Il plonge la main dans la poche de son veston pour en extraire un tube d’aspirine, catapulte deux cachets dans un verre d’eau, hésite, ajoute un troisième, attend qu’ils se dissolvent, ensuite, hop, il avale le liquide d’un coup.
«… Nous y arrivons… ceci étant clair, je pense, rien ne vous empêchera, face au temps largement imparti, de développer… non, ça fait «usine» … de cultiver… non plus, ça fait «agriculture»… ne nous énervons pas, nous y arrivons… ah, voilà ça y est… de vous découvrir un passe-temps… car, en ce qui me concerne, j’éprouve du mal à… non, je m’égare… excusez-moi, mais ainsi nous n’y arriverons pas… bon, assez parlé maintenant… allez-y ! »
Je lui dis que je suis prêt à y aller mais où ? Dans quel bureau vais-je devoir me croiser les bras ?
« Question pertinente, en effet ! Un bon point pour vous mais ce point ne servira à rien, je préfère vous prévenir » marmonne-t-il.
Le Directeur sort d’un tiroir une feuille barbouillée de lignes dans tous les sens, de flèches pointées vers des petits rectangles portant chacun un numéro.
Au bout d’une cogitation intense, l’homme se libère soudain.
« Eurêka ! Comme dirait Archimède, je sais dans quel bain vous lancer... voyons, le bain, Archimède… nous y arrivons ? » insiste-t-il en me fustigeant du regard; courroucé, à l’évidence, de ne point me voir réagir à son humour éléphantesque.
J’esquisse alors un rictus et juge opportun de préciser, usant d’une dégoulinante flatterie, qu’un homme alliant à la fois culture, humour et humanisme, soit plutôt denrée rare de nos jours.
Mon message de faux-cul fait mouche car le Directeur rosit de satisfaction.

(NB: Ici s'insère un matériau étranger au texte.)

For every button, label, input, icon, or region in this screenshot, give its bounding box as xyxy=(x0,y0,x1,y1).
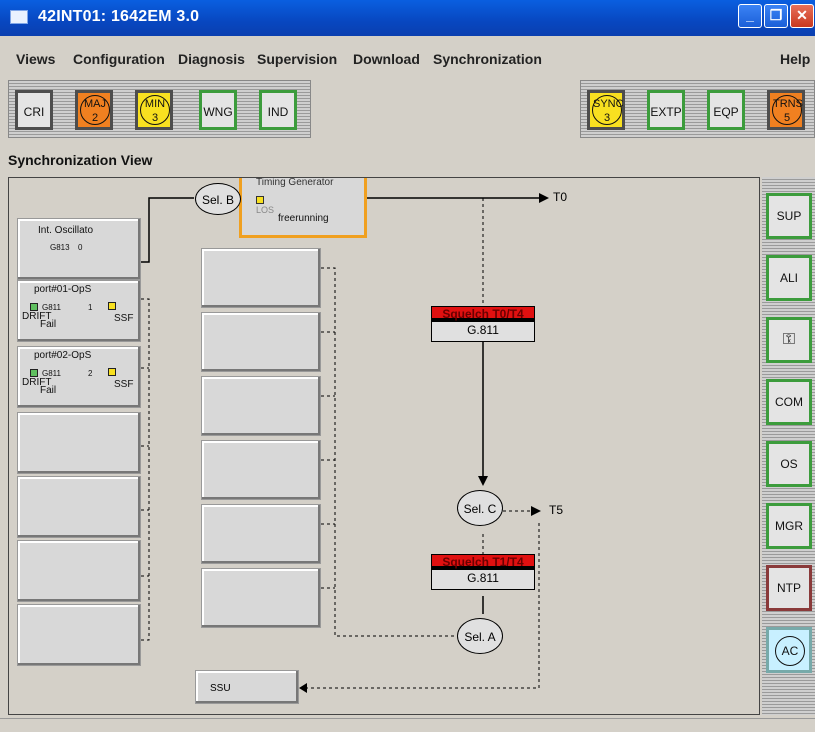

Du coup, il prend l’initiative de me conduire lui-même sur les lieux de mon affectation.
Nous empruntons le long et étroit couloir dans le sens inverse. Evitant le sas, nous bifurquons à droite pour aboutir dans un plus long et plus étroit couloir aux flancs garnis de portes numérotées. Chiffres pairs d’un côté, chiffres impairs de l’autre. Nous nous arrêtons devant le numéro 205.
« Nous y arrivons ? » questionnais-je sur un ton moqueur. Aïe, la gaffe ! Le capital sympathie qui part en vrille.

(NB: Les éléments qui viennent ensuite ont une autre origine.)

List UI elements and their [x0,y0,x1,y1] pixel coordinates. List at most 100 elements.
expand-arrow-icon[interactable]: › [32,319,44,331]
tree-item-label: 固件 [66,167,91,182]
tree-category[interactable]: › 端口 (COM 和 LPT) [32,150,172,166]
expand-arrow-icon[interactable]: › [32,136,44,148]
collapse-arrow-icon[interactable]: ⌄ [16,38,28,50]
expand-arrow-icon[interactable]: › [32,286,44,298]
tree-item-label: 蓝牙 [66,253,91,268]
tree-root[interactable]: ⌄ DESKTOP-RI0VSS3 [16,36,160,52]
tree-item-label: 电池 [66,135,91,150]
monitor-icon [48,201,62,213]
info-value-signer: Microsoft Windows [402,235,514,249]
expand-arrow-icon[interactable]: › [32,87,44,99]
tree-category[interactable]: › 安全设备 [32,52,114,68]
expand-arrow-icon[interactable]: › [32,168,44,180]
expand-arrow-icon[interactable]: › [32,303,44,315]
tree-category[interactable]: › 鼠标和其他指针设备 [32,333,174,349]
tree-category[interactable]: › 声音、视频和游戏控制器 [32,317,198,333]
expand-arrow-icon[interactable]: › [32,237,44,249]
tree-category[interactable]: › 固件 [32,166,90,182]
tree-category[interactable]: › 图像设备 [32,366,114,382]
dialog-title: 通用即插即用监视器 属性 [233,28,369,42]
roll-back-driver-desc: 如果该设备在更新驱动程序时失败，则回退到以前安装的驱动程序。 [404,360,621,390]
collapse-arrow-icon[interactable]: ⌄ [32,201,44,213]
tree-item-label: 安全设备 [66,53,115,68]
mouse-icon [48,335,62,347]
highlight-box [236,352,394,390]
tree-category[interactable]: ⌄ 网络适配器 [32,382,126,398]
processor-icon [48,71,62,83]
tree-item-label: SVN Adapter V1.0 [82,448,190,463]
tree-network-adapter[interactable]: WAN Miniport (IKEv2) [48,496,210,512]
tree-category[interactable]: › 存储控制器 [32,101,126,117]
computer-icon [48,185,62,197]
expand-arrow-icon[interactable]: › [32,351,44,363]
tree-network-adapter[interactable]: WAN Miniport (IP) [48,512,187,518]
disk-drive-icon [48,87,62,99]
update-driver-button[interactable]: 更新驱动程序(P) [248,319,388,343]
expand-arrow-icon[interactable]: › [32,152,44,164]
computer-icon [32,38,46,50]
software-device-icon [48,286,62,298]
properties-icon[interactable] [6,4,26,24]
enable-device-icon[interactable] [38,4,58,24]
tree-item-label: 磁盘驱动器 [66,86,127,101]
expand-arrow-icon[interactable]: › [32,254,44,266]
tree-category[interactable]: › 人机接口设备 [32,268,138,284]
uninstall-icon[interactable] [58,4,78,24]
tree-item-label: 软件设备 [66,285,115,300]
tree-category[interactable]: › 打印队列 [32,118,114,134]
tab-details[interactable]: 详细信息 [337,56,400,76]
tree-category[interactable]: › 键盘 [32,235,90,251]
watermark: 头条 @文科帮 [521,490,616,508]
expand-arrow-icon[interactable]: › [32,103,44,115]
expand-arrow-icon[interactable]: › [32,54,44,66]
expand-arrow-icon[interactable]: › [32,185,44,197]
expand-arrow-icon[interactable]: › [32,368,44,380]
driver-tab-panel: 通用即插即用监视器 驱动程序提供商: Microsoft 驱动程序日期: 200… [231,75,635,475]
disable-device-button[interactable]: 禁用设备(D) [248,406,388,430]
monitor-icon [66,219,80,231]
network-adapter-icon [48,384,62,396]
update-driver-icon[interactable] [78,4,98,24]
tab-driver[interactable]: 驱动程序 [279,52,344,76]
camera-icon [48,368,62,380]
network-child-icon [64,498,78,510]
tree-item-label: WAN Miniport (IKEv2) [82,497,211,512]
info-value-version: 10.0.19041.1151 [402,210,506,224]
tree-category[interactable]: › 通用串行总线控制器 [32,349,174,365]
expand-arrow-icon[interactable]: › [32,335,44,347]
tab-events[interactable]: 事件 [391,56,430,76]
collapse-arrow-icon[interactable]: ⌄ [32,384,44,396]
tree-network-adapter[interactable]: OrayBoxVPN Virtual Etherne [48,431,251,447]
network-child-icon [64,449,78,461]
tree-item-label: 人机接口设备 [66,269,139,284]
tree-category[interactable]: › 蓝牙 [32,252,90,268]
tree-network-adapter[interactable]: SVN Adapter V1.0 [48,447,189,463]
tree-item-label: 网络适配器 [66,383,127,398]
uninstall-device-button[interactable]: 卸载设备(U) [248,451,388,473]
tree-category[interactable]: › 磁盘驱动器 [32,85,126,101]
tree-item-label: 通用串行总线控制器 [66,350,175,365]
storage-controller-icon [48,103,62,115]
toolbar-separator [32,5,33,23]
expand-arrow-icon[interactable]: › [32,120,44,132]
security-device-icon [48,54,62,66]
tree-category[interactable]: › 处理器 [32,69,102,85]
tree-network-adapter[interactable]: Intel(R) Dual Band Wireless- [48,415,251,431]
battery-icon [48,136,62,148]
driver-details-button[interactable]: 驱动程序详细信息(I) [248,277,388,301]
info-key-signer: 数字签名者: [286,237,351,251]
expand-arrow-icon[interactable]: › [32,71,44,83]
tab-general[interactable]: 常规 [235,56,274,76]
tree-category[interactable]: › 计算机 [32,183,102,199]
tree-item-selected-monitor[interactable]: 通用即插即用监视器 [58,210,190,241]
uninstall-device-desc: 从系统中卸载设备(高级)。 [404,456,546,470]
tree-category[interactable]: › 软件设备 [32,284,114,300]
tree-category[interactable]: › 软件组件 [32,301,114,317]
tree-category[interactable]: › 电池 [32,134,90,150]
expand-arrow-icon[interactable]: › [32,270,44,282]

Le Directeur s’affuble aussitôt du masque dur et froid du reproche; sourcil gauche levé en accent circonflexe. Je m’attends à essuyer une volée de bois vert, conséquence de mon effronterie. Rien ! Mais, la minute de silence qui tombe, telle une chape de plomb, m’invite à ne pas récidiver. Ici, il y a comme un relent de ce qui se passe à l’extérieur; on ne se moque pas d’un Directeur ! Du moins en sa présence, pensais-je.
Quant il eût pris sur lui, une fois les 60 secondes écoulées, il lâche :
« Nous y arrivons en effet, entrez… »
Je veux lui rendre la politesse mais il me colle une main ferme dans le dos et me pousse devant.

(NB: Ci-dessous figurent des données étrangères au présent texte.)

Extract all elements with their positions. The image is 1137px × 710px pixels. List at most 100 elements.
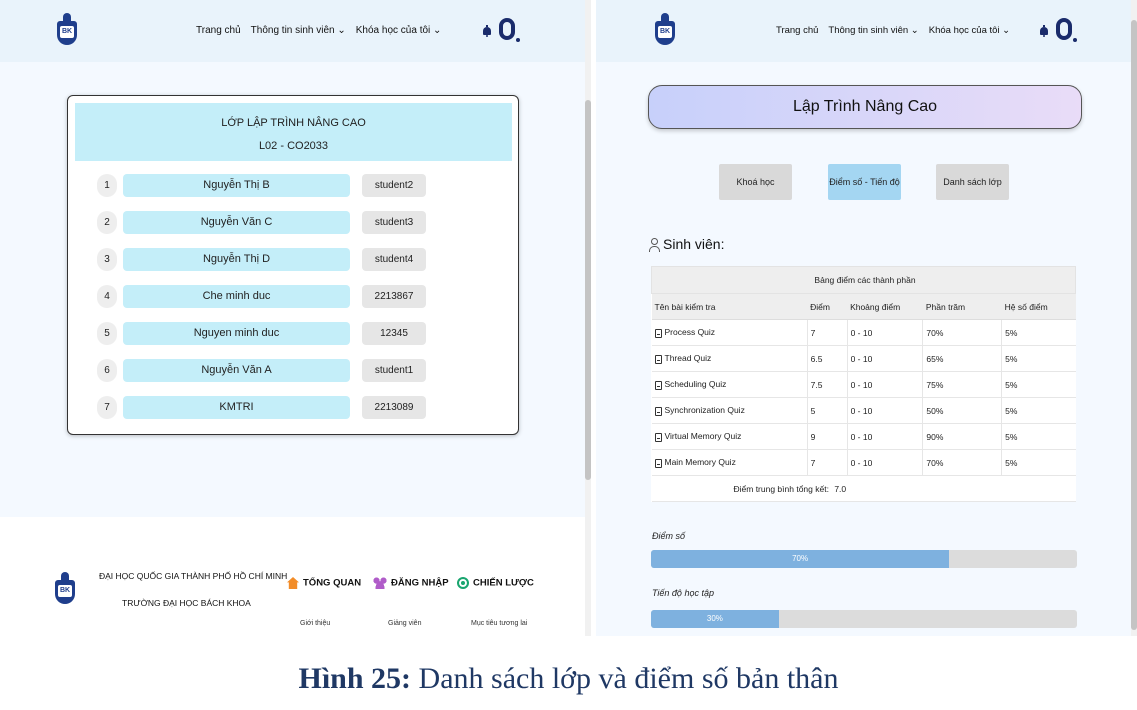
- user-icon[interactable]: [1054, 18, 1077, 44]
- nav-home[interactable]: Trang chủ: [196, 25, 241, 36]
- average-value: 7.0: [834, 483, 847, 494]
- list-item[interactable]: 7 KMTRI 2213089: [68, 396, 520, 419]
- nav-links-right: Trang chủ Thông tin sinh viên ⌄ Khóa học…: [776, 25, 1010, 36]
- figure-caption-text: Danh sách lớp và điểm số bản thân: [411, 662, 839, 695]
- tab-grades-progress[interactable]: Điểm số - Tiến độ: [828, 164, 901, 200]
- nav-student-info-right[interactable]: Thông tin sinh viên ⌄: [828, 25, 918, 36]
- cell-text: 0 - 10: [850, 327, 873, 338]
- cell-test-name: Virtual Memory Quiz: [651, 423, 808, 450]
- class-code: L02 - CO2033: [258, 140, 329, 152]
- nav-home-right[interactable]: Trang chủ: [776, 25, 818, 36]
- student-number: 6: [97, 359, 117, 382]
- grades-page: BK Trang chủ Thông tin sinh viên ⌄ Khóa …: [596, 0, 1137, 636]
- score-bar: 70%: [651, 550, 1077, 568]
- nav-my-courses-right[interactable]: Khóa học của tôi ⌄: [929, 25, 1010, 36]
- document-icon: [654, 458, 662, 468]
- cell-text: 9: [810, 431, 816, 442]
- list-item[interactable]: 6 Nguyễn Văn A student1: [68, 359, 520, 382]
- cell-test-name: Main Memory Quiz: [651, 449, 808, 476]
- footer-overview[interactable]: TỔNG QUAN: [287, 577, 361, 589]
- school-name: TRƯỜNG ĐẠI HỌC BÁCH KHOA: [122, 598, 251, 608]
- footer-login-sub[interactable]: Giảng viên: [388, 620, 421, 627]
- table-header-row: Tên bài kiểm tra Điểm Khoảng điểm Phần t…: [651, 293, 1076, 320]
- class-title: LỚP LẬP TRÌNH NÂNG CAO: [221, 117, 366, 129]
- student-name: KMTRI: [123, 396, 350, 419]
- cell-text: 90%: [926, 431, 944, 442]
- student-id: 12345: [362, 322, 426, 345]
- nav-student-info[interactable]: Thông tin sinh viên ⌄: [251, 25, 346, 36]
- cell-text: Process Quiz: [664, 327, 716, 338]
- cell-range: 0 - 10: [846, 449, 923, 476]
- cell-text: 0 - 10: [850, 353, 873, 364]
- school-logo-right[interactable]: BK: [653, 13, 677, 47]
- class-card: LỚP LẬP TRÌNH NÂNG CAO L02 - CO2033 1 Ngu…: [67, 95, 519, 435]
- cell-score: 7: [806, 449, 848, 476]
- cell-percent: 90%: [922, 423, 1002, 450]
- cell-percent: 65%: [922, 345, 1002, 372]
- school-logo[interactable]: BK: [55, 13, 79, 47]
- document-icon: [654, 380, 662, 390]
- right-scrollbar[interactable]: [1131, 0, 1137, 636]
- bell-icon[interactable]: [1040, 25, 1048, 37]
- users-icon: [373, 577, 387, 589]
- header-score: Điểm: [807, 293, 848, 320]
- footer-overview-sub[interactable]: Giới thiệu: [300, 620, 330, 627]
- user-outline-icon: [649, 237, 660, 253]
- cell-text: Virtual Memory Quiz: [664, 431, 742, 442]
- student-name: Nguyễn Thị B: [123, 174, 350, 197]
- student-number: 7: [97, 396, 117, 419]
- list-item[interactable]: 4 Che minh duc 2213867: [68, 285, 520, 308]
- footer-strategy-sub[interactable]: Mục tiêu tương lai: [471, 620, 527, 627]
- cell-percent: 75%: [922, 371, 1002, 398]
- footer-strategy[interactable]: CHIẾN LƯỢC: [457, 577, 534, 589]
- footer: BK ĐẠI HỌC QUỐC GIA THÀNH PHỐ HỒ CHÍ MIN…: [0, 517, 585, 636]
- tab-class-list[interactable]: Danh sách lớp: [936, 164, 1009, 200]
- student-label: Sinh viên:: [649, 236, 724, 253]
- student-number: 5: [97, 322, 117, 345]
- table-row: Scheduling Quiz 7.5 0 - 10 75% 5%: [651, 371, 1076, 398]
- tab-course[interactable]: Khoá học: [719, 164, 792, 200]
- cell-text: 0 - 10: [850, 379, 873, 390]
- cell-text: 0 - 10: [850, 431, 873, 442]
- student-number: 3: [97, 248, 117, 271]
- student-number: 1: [97, 174, 117, 197]
- user-icon[interactable]: [497, 18, 520, 44]
- average-row: Điểm trung bình tổng kết: 7.0: [651, 475, 1076, 502]
- cell-test-name: Process Quiz: [651, 319, 808, 346]
- header-range: Khoảng điểm: [847, 293, 923, 320]
- nav-links: Trang chủ Thông tin sinh viên ⌄ Khóa học…: [196, 25, 441, 36]
- student-id: student2: [362, 174, 426, 197]
- student-id: student1: [362, 359, 426, 382]
- cell-score: 7: [806, 319, 848, 346]
- footer-login[interactable]: ĐĂNG NHẬP: [373, 577, 449, 589]
- nav-my-courses[interactable]: Khóa học của tôi ⌄: [356, 25, 442, 36]
- student-id: student3: [362, 211, 426, 234]
- average-label: Điểm trung bình tổng kết:: [733, 483, 829, 494]
- bell-icon[interactable]: [483, 25, 491, 37]
- cell-score: 5: [806, 397, 848, 424]
- cell-text: 5%: [1005, 379, 1018, 390]
- list-item[interactable]: 1 Nguyễn Thị B student2: [68, 174, 520, 197]
- cell-range: 0 - 10: [846, 345, 923, 372]
- student-number: 4: [97, 285, 117, 308]
- header-test-name: Tên bài kiểm tra: [651, 293, 808, 320]
- top-nav: BK Trang chủ Thông tin sinh viên ⌄ Khóa …: [0, 0, 585, 62]
- cell-text: Main Memory Quiz: [664, 457, 736, 468]
- cell-text: Synchronization Quiz: [664, 405, 745, 416]
- student-id: 2213089: [362, 396, 426, 419]
- header-weight: Hệ số điểm: [1001, 293, 1076, 320]
- list-item[interactable]: 2 Nguyễn Văn C student3: [68, 211, 520, 234]
- cell-weight: 5%: [1001, 423, 1076, 450]
- document-icon: [654, 354, 662, 364]
- target-icon: [457, 577, 469, 589]
- list-item[interactable]: 5 Nguyen minh duc 12345: [68, 322, 520, 345]
- course-title: Lập Trình Nâng Cao: [648, 85, 1082, 129]
- score-label: Điểm số: [652, 531, 686, 541]
- university-name: ĐẠI HỌC QUỐC GIA THÀNH PHỐ HỒ CHÍ MINH: [99, 571, 288, 581]
- cell-text: 6.5: [810, 353, 823, 364]
- cell-range: 0 - 10: [846, 319, 923, 346]
- footer-logo: BK: [53, 572, 77, 606]
- grades-body: Process Quiz 7 0 - 10 70% 5% Thread Quiz 6.5 0 …: [651, 319, 1076, 476]
- cell-text: 50%: [926, 405, 944, 416]
- list-item[interactable]: 3 Nguyễn Thị D student4: [68, 248, 520, 271]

La pièce est meublée de deux bureaux recouverts chacun d’une fine pellicule de poussière ainsi que d’une armoire ouverte aux étagères vides. Et c’est tout. Le type avec lequel je vais passer huit heures par jour est affalé sur son siège.
« Monsieur Lapêche » fait le Directeur en désignant celui-ci.
« Enchanté, dis-je en tendant la main, moi c’est Rémy… Jean Rémy. »
L’autre ébroue à peine un mouvement de la tête de bas en haut en conservant un air absent. A cet instant, un nouveau pic de bruits assourdissants provient de l’extérieur. Des sirènes de police hurlent.
« Vous devriez vous entendre » lance le Directeur avant de tourner les talons.
Je m’installe face à Lapêche, à nouveau perdu dans ses pensées. Il ne semble pas désireux de lier connaissance. Peut-être est-il resté seul trop longtemps ?
« Euh… je pense que nous allons passer d’agréables moments ensemble » dis-je, essayant d’engager la conversation.
- Si vous le dîtes…
- Ce n’est pas moi qui le dit mais le Directeur…
- Le Directeur n’a pas dit «vous allez» mais «vous devriez», la nuance est d’importance... parce que dans le premier cas de figure, il aurait certifié que l’entente serait bonne entre nous; en disant «vous devriez», il suppute, il subodore une éventuelle bonne entente entre vous et moi… suis-je clair ? »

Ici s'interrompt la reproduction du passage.